Well, the answer is already a bit tricky to even begin to answer: you see, the 40th Anniversary Collection only includes games released within the first half of those two illustrious decades. That means we´re missing on half of SNK´s great back catalog. We´re also getting the more primitive games in the roster.

But let´s not dispair, because these games were, and still are, classics for a reason.

Sure, ¨Crystalis¨ is basically a ¨Legend of Zelda¨ arcade clone. But it works! The pacing is fantastic and the art and music are not any less so. On the other hand, did we really need three Ikari Warriors games? I think they could have just put the third and best of the lot in the collection, and leave some more room for other, more varied titles.

That said, the A.I. in ¨Ikari III¨ is absolutely amazing, not only for its age but amazing, full stop. You get a real sense of tactics going on behind the scenes, and you´ll find yourself flanked more than once. Better have someone tagging along as P2!

Speaking of which: 2-player coop is fantastic on most of these games, as it´s expected. The addition of the release-week patch that enables single joy-con play makes it possible to play with your significant other or friend with just the base Switch system and its two controllers. This is a must-have for games that focus on local multiplayer, and I´m still baffled when a new game comes out that does not support this feature.

Some of the games from the list. Yes, I think it’s a bit Ikari-heavy, too.

¨Iron Tank¨ and ¨Tnk III¨ are another two flowers taken from the same plant that, in my opinion, did not need to be together. The thing is, the games aren´t even all that great. At least ¨Ikari¨ has great gameplay going for it. ¨Iron Tank¨ has simply not aged well, specially in its clunky controls, and its threequel does little to remedy the issues present in the original.

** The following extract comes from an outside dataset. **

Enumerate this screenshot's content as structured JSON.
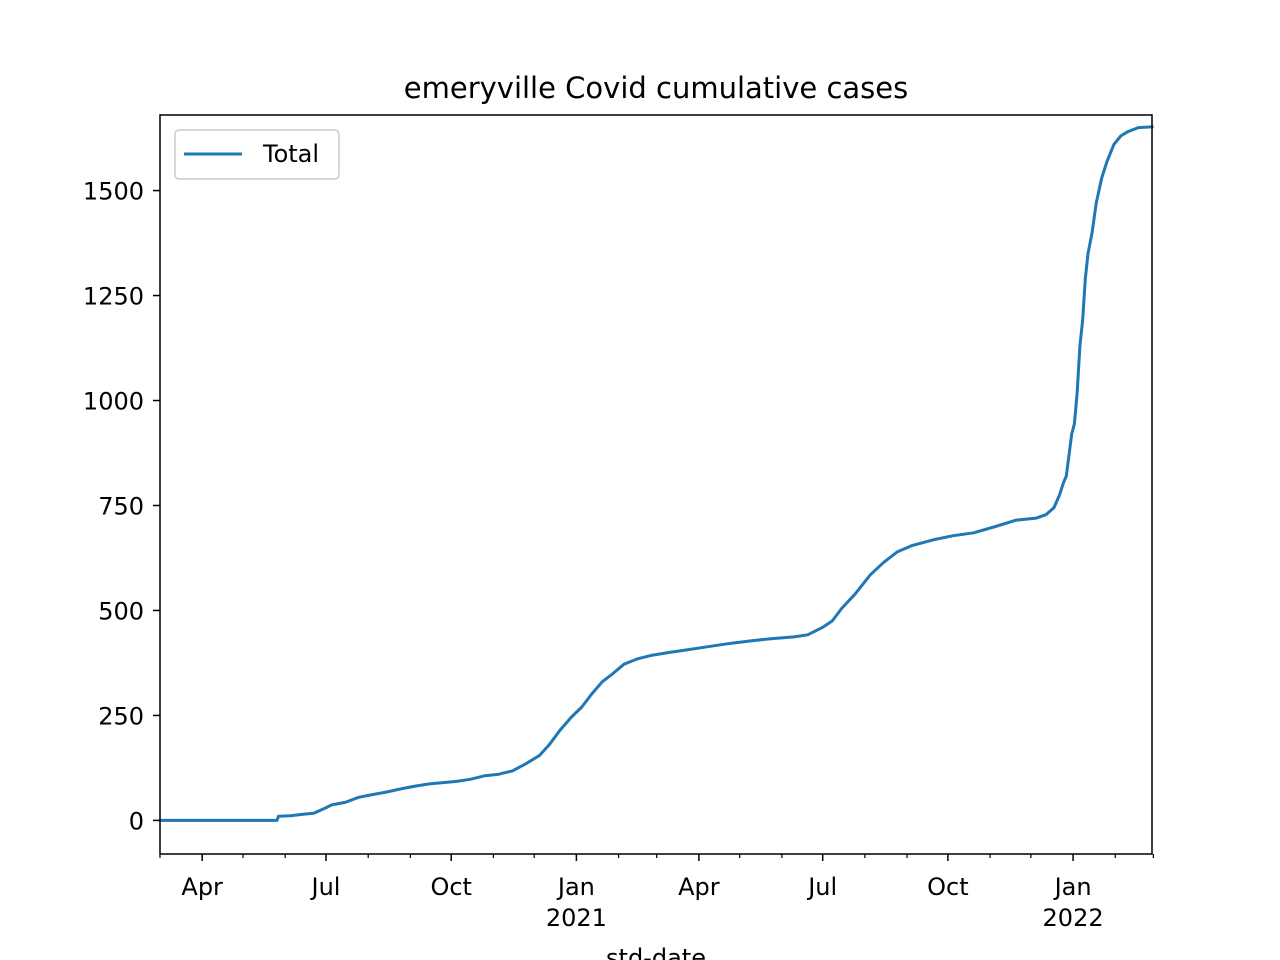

Without going in depth about every game, rest assured there´ll be something here, if not for everyone, at least for most hardcore and/or old-school gamers. And the best part is, the new features make it so that the games are more enjoyable than ever.

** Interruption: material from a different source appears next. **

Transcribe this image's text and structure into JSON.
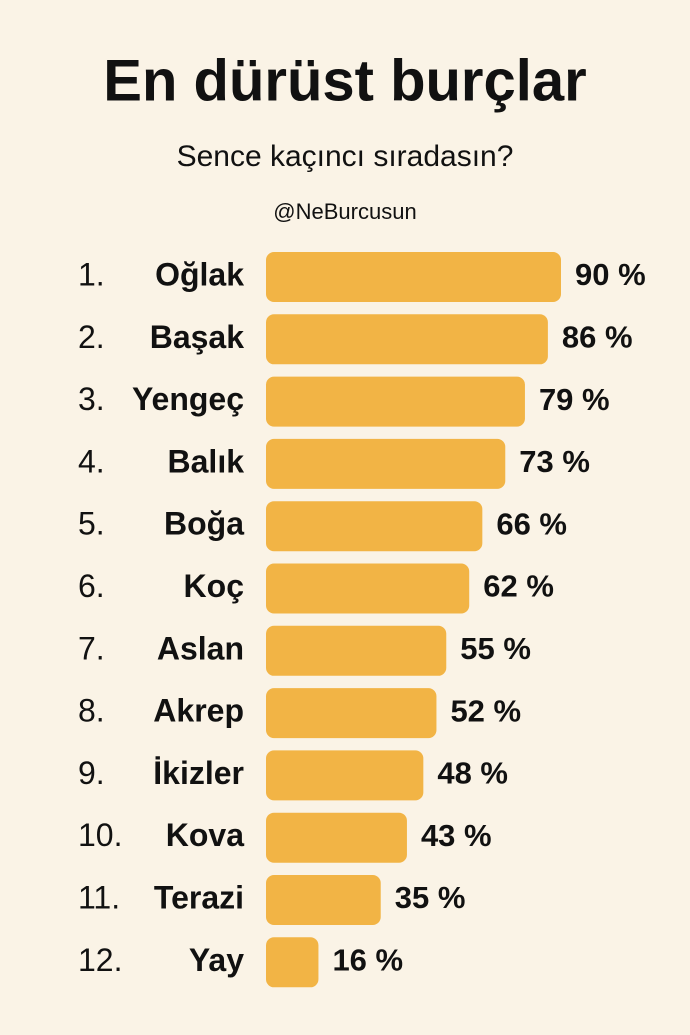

As previously mentioned, you´ve got single joy-con support, and obviously you don´t need coins to continue when you die (which is both a plus, and a bit of a detriment to the experience). But there´s also a time-machine feature very similar to the one seen in ¨Braid¨, which basically allows you to go back in time to the split second just before you died by that one bullet, and change the course of history. It makes the absolutely brutally punishing gameplay a bit more casual, and all the more enjoyable for it.

Other features include: the possibility of choosing whether to play the arcade or home console version of games that were released on those platforms (though why you´d choose the inferior home console port over the arcade one is beyond me), a great gallery with tons of behind the scenes stuff, like the complete SNK catalog, with liner notes, cabinet art, the lot. There´s also the soundtracks for all the games included in the collection. There´s even little manga books from the era promoting the games! See if you can find the one where they make the female protagonist just a little too sexy (hint: It´s ¨Athena¨).

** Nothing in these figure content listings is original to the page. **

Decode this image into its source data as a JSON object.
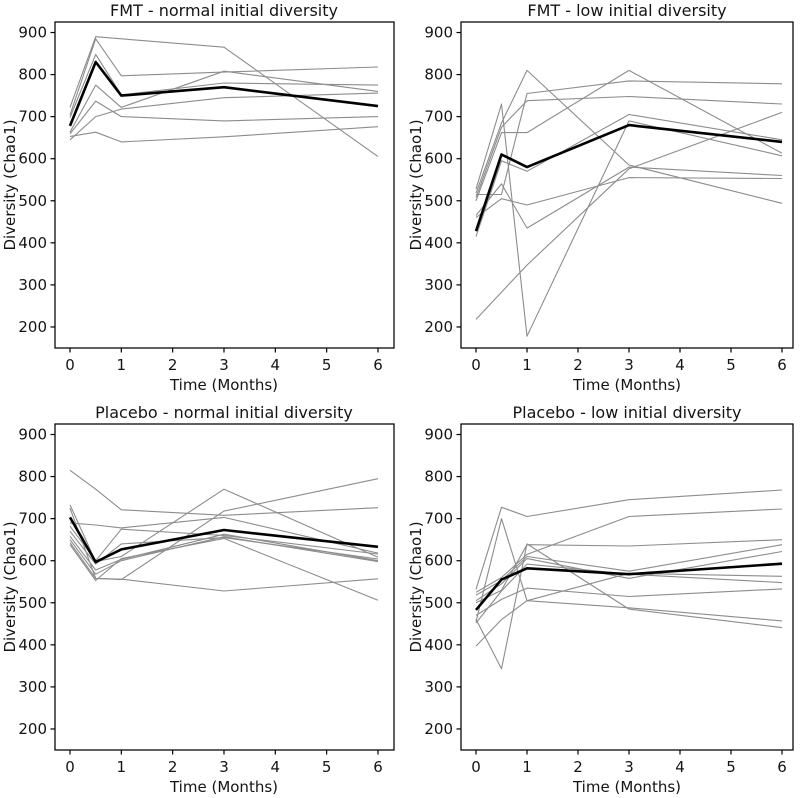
{
  "figure": {
    "kind": "2x2 grid of longitudinal line subplots",
    "background": "#ffffff",
    "subject_line_color": "#8c8c8c",
    "mean_line_color": "#000000",
    "text_color": "#141414"
  },
  "chart_data": [
    {
      "type": "line",
      "title": "FMT - normal initial diversity",
      "xlabel": "Time (Months)",
      "ylabel": "Diversity (Chao1)",
      "x": [
        0,
        0.5,
        1,
        3,
        6
      ],
      "xticks": [
        0,
        1,
        2,
        3,
        4,
        5,
        6
      ],
      "yticks": [
        200,
        300,
        400,
        500,
        600,
        700,
        800,
        900
      ],
      "xlim": [
        -0.3,
        6.35
      ],
      "ylim": [
        150,
        925
      ],
      "grid": false,
      "legend": false,
      "mean": [
        678,
        830,
        750,
        770,
        725
      ],
      "subjects": [
        [
          722,
          890,
          885,
          865,
          605
        ],
        [
          704,
          885,
          797,
          806,
          818
        ],
        [
          698,
          848,
          752,
          780,
          775
        ],
        [
          663,
          775,
          722,
          808,
          760
        ],
        [
          659,
          737,
          700,
          690,
          700
        ],
        [
          653,
          663,
          640,
          652,
          676
        ],
        [
          645,
          700,
          718,
          745,
          756
        ]
      ]
    },
    {
      "type": "line",
      "title": "FMT - low initial diversity",
      "xlabel": "Time (Months)",
      "ylabel": "Diversity (Chao1)",
      "x": [
        0,
        0.5,
        1,
        3,
        6
      ],
      "xticks": [
        0,
        1,
        2,
        3,
        4,
        5,
        6
      ],
      "yticks": [
        200,
        300,
        400,
        500,
        600,
        700,
        800,
        900
      ],
      "xlim": [
        -0.3,
        6.35
      ],
      "ylim": [
        150,
        925
      ],
      "grid": false,
      "legend": false,
      "mean": [
        428,
        610,
        580,
        680,
        640
      ],
      "subjects": [
        [
          528,
          730,
          178,
          690,
          607
        ],
        [
          518,
          685,
          810,
          585,
          494
        ],
        [
          515,
          515,
          755,
          785,
          778
        ],
        [
          508,
          675,
          738,
          748,
          730
        ],
        [
          500,
          662,
          662,
          810,
          613
        ],
        [
          465,
          540,
          435,
          580,
          560
        ],
        [
          460,
          505,
          490,
          555,
          553
        ],
        [
          415,
          595,
          570,
          705,
          645
        ],
        [
          218,
          283,
          347,
          576,
          710
        ]
      ]
    },
    {
      "type": "line",
      "title": "Placebo - normal initial diversity",
      "xlabel": "Time (Months)",
      "ylabel": "Diversity (Chao1)",
      "x": [
        0,
        0.5,
        1,
        3,
        6
      ],
      "xticks": [
        0,
        1,
        2,
        3,
        4,
        5,
        6
      ],
      "yticks": [
        200,
        300,
        400,
        500,
        600,
        700,
        800,
        900
      ],
      "xlim": [
        -0.3,
        6.35
      ],
      "ylim": [
        150,
        925
      ],
      "grid": false,
      "legend": false,
      "mean": [
        703,
        597,
        627,
        673,
        633
      ],
      "subjects": [
        [
          815,
          770,
          721,
          708,
          726
        ],
        [
          733,
          598,
          610,
          770,
          608
        ],
        [
          725,
          558,
          555,
          718,
          795
        ],
        [
          690,
          685,
          678,
          703,
          618
        ],
        [
          682,
          600,
          675,
          660,
          616
        ],
        [
          670,
          592,
          640,
          655,
          604
        ],
        [
          658,
          578,
          603,
          663,
          600
        ],
        [
          650,
          568,
          600,
          657,
          598
        ],
        [
          643,
          558,
          556,
          528,
          557
        ],
        [
          638,
          553,
          605,
          653,
          506
        ]
      ]
    },
    {
      "type": "line",
      "title": "Placebo - low initial diversity",
      "xlabel": "Time (Months)",
      "ylabel": "Diversity (Chao1)",
      "x": [
        0,
        0.5,
        1,
        3,
        6
      ],
      "xticks": [
        0,
        1,
        2,
        3,
        4,
        5,
        6
      ],
      "yticks": [
        200,
        300,
        400,
        500,
        600,
        700,
        800,
        900
      ],
      "xlim": [
        -0.3,
        6.35
      ],
      "ylim": [
        150,
        925
      ],
      "grid": false,
      "legend": false,
      "mean": [
        483,
        555,
        582,
        568,
        593
      ],
      "subjects": [
        [
          532,
          727,
          705,
          745,
          768
        ],
        [
          525,
          560,
          615,
          705,
          723
        ],
        [
          518,
          553,
          610,
          575,
          638
        ],
        [
          505,
          545,
          605,
          558,
          622
        ],
        [
          500,
          530,
          638,
          635,
          650
        ],
        [
          470,
          508,
          535,
          515,
          533
        ],
        [
          461,
          343,
          640,
          485,
          441
        ],
        [
          455,
          700,
          505,
          570,
          563
        ],
        [
          452,
          528,
          592,
          568,
          548
        ],
        [
          397,
          460,
          505,
          488,
          457
        ]
      ]
    }
  ]
}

So, overall, there´s plenty of content here, though whether it´s worth the asking price or not will highly depend on a variety of factors, the biggest of which is, I believe, the nostalgia you might have of having played these games growing up.

As it stands, there could be more variety in the selection (though I´m hoping for another release… the 90´s, maybe?) and some of the games have not aged well at all. At its core, though, the modern features like single joy-con support and rewind function make otherwise unforgiving games accessible and approachable for a new generation. I like it a lot.